読者です 読者をやめる 読者になる 読者になる

zdogma's diary

徒然なるエンジニアな日々。

ruby で継承と委譲の使い分けを考える

ことはじめ

継承と委譲に関して、それぞれなんとなく理解はしているものの、どう使い分けるのがよいのか、イマイチ実感が湧いていなかったので、整理がてらブログに書いてみます。

それぞれの定義

継承

既存の親クラスの構造(属性や振る舞い含む)をまるごと受け継ぎ、新しいクラスとして再定義する。

委譲

特定の振る舞いを別のクラスのメソッドに委ねる。

具体例で考える

継承、委譲の使い分けを、具体例を使いながら検討していきます。 ここでは、下記のようなエンジニアマネージャのクラスを考えます。

class EngineerManager
  def initialize
  end

  # エンジニアに共通する振る舞い
  def code
  end

  def debug
  end

  def test
  end

  # マネージャに共通する振る舞い(ただし assign は許可しない)
  def coach
  end

  def motivate
  end

  # 社員に共通する振る舞い
  def eat(type = 'lunch')
  end

  def attend(meeting_type)
  end
end

ここで想定するエンジニアマネージャは、下記のようなロールだとします。

  1. エンジニアとしての振る舞いをする
  2. マネージャとしての振る舞いをする
    ※ただし、他のマネージャ職のメンバーとは異なり、アサイン組み替えの権限はない
  3. 社員としての振る舞いをする

基本的な方針としては、下記の記事にもあるように、「is-a」の関係が綺麗に成り立つ場合は継承を使うのが良いと僕も思います。

osa.hatenablog.com

継承は安易に用いると容易に複雑化し、バグの温床になりえるものの、その系において "よく" 抽象化された親クラスのもとで継承関係を作ることができれば、とても強力に機能すると思います。

例えば今回の例だと、エンジニアマネージャは社員の部分集合であるため、継承を用いてよいケースだと考えます。 社員に対して認められる振る舞いや属性は、漏れなくエンジニアマネージャも備えるべきです。

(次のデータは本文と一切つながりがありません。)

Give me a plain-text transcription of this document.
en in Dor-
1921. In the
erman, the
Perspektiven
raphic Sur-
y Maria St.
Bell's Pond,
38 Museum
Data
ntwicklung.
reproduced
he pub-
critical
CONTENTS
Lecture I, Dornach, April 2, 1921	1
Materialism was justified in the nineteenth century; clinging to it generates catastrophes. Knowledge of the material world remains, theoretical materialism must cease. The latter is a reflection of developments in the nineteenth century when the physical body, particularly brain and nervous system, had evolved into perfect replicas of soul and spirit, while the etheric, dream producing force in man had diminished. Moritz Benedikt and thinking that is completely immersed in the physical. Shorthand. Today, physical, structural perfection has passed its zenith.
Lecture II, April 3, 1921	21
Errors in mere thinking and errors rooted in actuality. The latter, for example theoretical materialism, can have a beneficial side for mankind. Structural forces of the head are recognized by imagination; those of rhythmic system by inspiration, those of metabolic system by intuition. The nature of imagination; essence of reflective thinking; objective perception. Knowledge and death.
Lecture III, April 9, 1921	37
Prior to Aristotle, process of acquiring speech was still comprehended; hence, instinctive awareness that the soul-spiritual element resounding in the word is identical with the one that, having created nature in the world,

逆にエンジニアやマネージャに対してはそうではなく、それぞれの一部の振る舞いがエンジニアマネージャにも備わっているという状態であるため、まるごと受け継ぐ継承は不向きです。 エンジニアマネージャは "(エンジニアやマネージャが担う振る舞いのうち)どの振る舞いができるか" にのみ焦点を当て、その処理の具体的な内容は関知しない、という状態にします。

上記の思想のもと、下記のように実装してみました。

class EngineerManager < Worker
  extend Forwardable
  def_delegators :@engineer, *%i( code debug test )
  def_delegators :@manager, *%i( coach motivate )

  def initialize(name)
    @engineer = Engineer.new # Engineer.find(name: name)
    @manager = Manager.new # Manager.find(name: name)
  end
end


class Worker
  def initialize
  end

  def eat(type = 'lunch')
    puts "#{type} を食べました"
  end

  def attend(meeting_type)
    puts "#{meeting_type} に出席しました"
  end
end


class Engineer
  def initialize
  end

  def code
    puts 'code を書きました'
  end

  def debug
    puts 'debug をしました'
  end

  def test
    puts 'test をしました'
  end
end


class Manager
  def initialize
  end

  def coach
    puts 'コーチングしました'
  end

  def motivate
    puts 'モチベートしました'
  end

  def assign
    puts 'アサイン組み換えしました'
  end
end
bob = EngineerManager.new('Bob')
puts bob.code # => code を書きました
puts bob.attend('朝会') # => 朝会 に出席しました
puts bob.coach # => コーチングしました
puts bob.assign # =>  undefined method `assign' for #<EngineerManager:0x007fe6ec8e3a70>

おわりに

なんとなく具体例を考えてみると思考が整理された気がします。
まだまだ思考実験の域を出ていないので、ツッコミなどありましたらぜひお願いします!